Harvest of natural populations, part 2.

#### Overview of harvesting

If a population is undergoing exponential growth, the population will grow without bound. In the problem of controlling a rabbit population, we explored how different harvesting strategies could be used to keep the population in check.

Given that an environment cannot sustain an infinite population of a species, population growth will slow down as the population size increases. We modeled the effect of these environmental factors with a carrying capacity that limited growth, leading to a logistic equation for population growth of the form \begin{align*} P_{t+1}-P_{t} = r P_t\left(1-\frac{P_t}{M}\right), \end{align*} where $r$ was the low density growth rate and $M$ was the carrying capacity. If the evolution of a population is following such logistic growth and $r$ isn't too large, then the population size will evolve to a steady state of $M$ even without harvesting. As is true in general for natural populations, a population following logistic growth doesn't require harvesting to maintain a steady population.
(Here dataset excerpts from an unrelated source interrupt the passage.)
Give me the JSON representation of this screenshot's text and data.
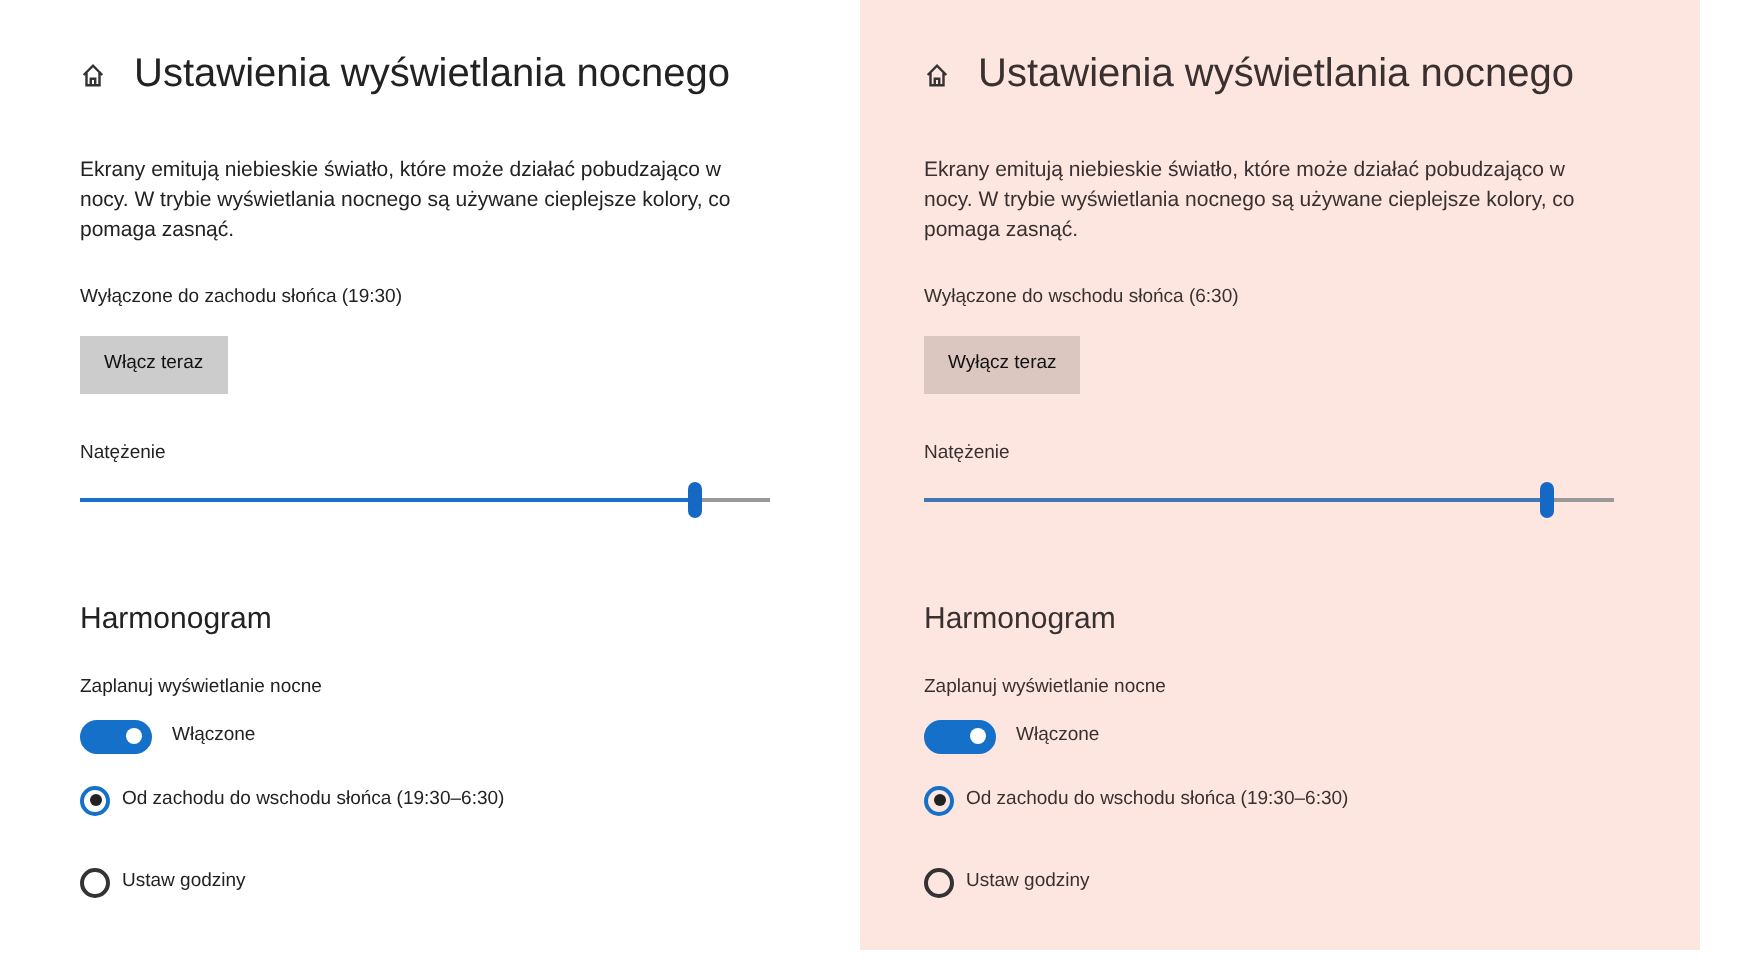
{
  "panels": [
    {
      "night_light": false,
      "title": "Ustawienia wyświetlania nocnego",
      "description": "Ekrany emitują niebieskie światło, które może działać pobudzająco w nocy. W trybie wyświetlania nocnego są używane cieplejsze kolory, co pomaga zasnąć.",
      "status": "Wyłączone do zachodu słońca (19:30)",
      "button": "Włącz teraz",
      "slider": {
        "label": "Natężenie",
        "level": 0.89
      },
      "schedule": {
        "heading": "Harmonogram",
        "toggle_label": "Zaplanuj wyświetlanie nocne",
        "toggle": {
          "on": true,
          "label": "Włączone"
        },
        "options": [
          {
            "label": "Od zachodu do wschodu słońca (19:30–6:30)",
            "selected": true
          },
          {
            "label": "Ustaw godziny",
            "selected": false
          }
        ]
      }
    },
    {
      "night_light": true,
      "title": "Ustawienia wyświetlania nocnego",
      "description": "Ekrany emitują niebieskie światło, które może działać pobudzająco w nocy. W trybie wyświetlania nocnego są używane cieplejsze kolory, co pomaga zasnąć.",
      "status": "Wyłączone do wschodu słońca (6:30)",
      "button": "Wyłącz teraz",
      "slider": {
        "label": "Natężenie",
        "level": 0.9
      },
      "schedule": {
        "heading": "Harmonogram",
        "toggle_label": "Zaplanuj wyświetlanie nocne",
        "toggle": {
          "on": true,
          "label": "Włączone"
        },
        "options": [
          {
            "label": "Od zachodu do wschodu słońca (19:30–6:30)",
            "selected": true
          },
          {
            "label": "Ustaw godziny",
            "selected": false
          }
        ]
      }
    }
  ]
}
In most cases, the goal of harvesting a natural population is not population control, but simply to yield of a substantial harvest from the population. In such cases, one may ask what harvest strategy will provide the maximum long term yield, what is the maximum allowable harvest that will still retain the population, and what are the stable equilibrium sizes of the population under harvesting? In this page, we investigate these questions using the logistic model where the harvest is proportional to the population size, i.e., with the model \begin{align} P_{t+1}-P_{t} = r P_t\left(1-\frac{P_t}{M}\right) -h_t P_t, \label{harvest_fraction} \end{align} where $h_t$ is the fraction of the population harvested at time step $t$.

#### Example

We'll illustrate the effects of harvesting with an example. We begin with the equation \begin{align*} P_0 & = 1000 \\ P_{t+1} - P_t & = 0.2 P_t \left(1 - \frac{P_t}{1000} \right) - h P_t \end{align*} of a population with an initial population of 1000 individuals, low density growth rate of 0.2 per time interval, carrying capacity 1000 individuals. We let the harvesting rate $h$ be constant for all time. Our goal is to determine what fraction $h$ of individuals present may be harvested while still retaining the population.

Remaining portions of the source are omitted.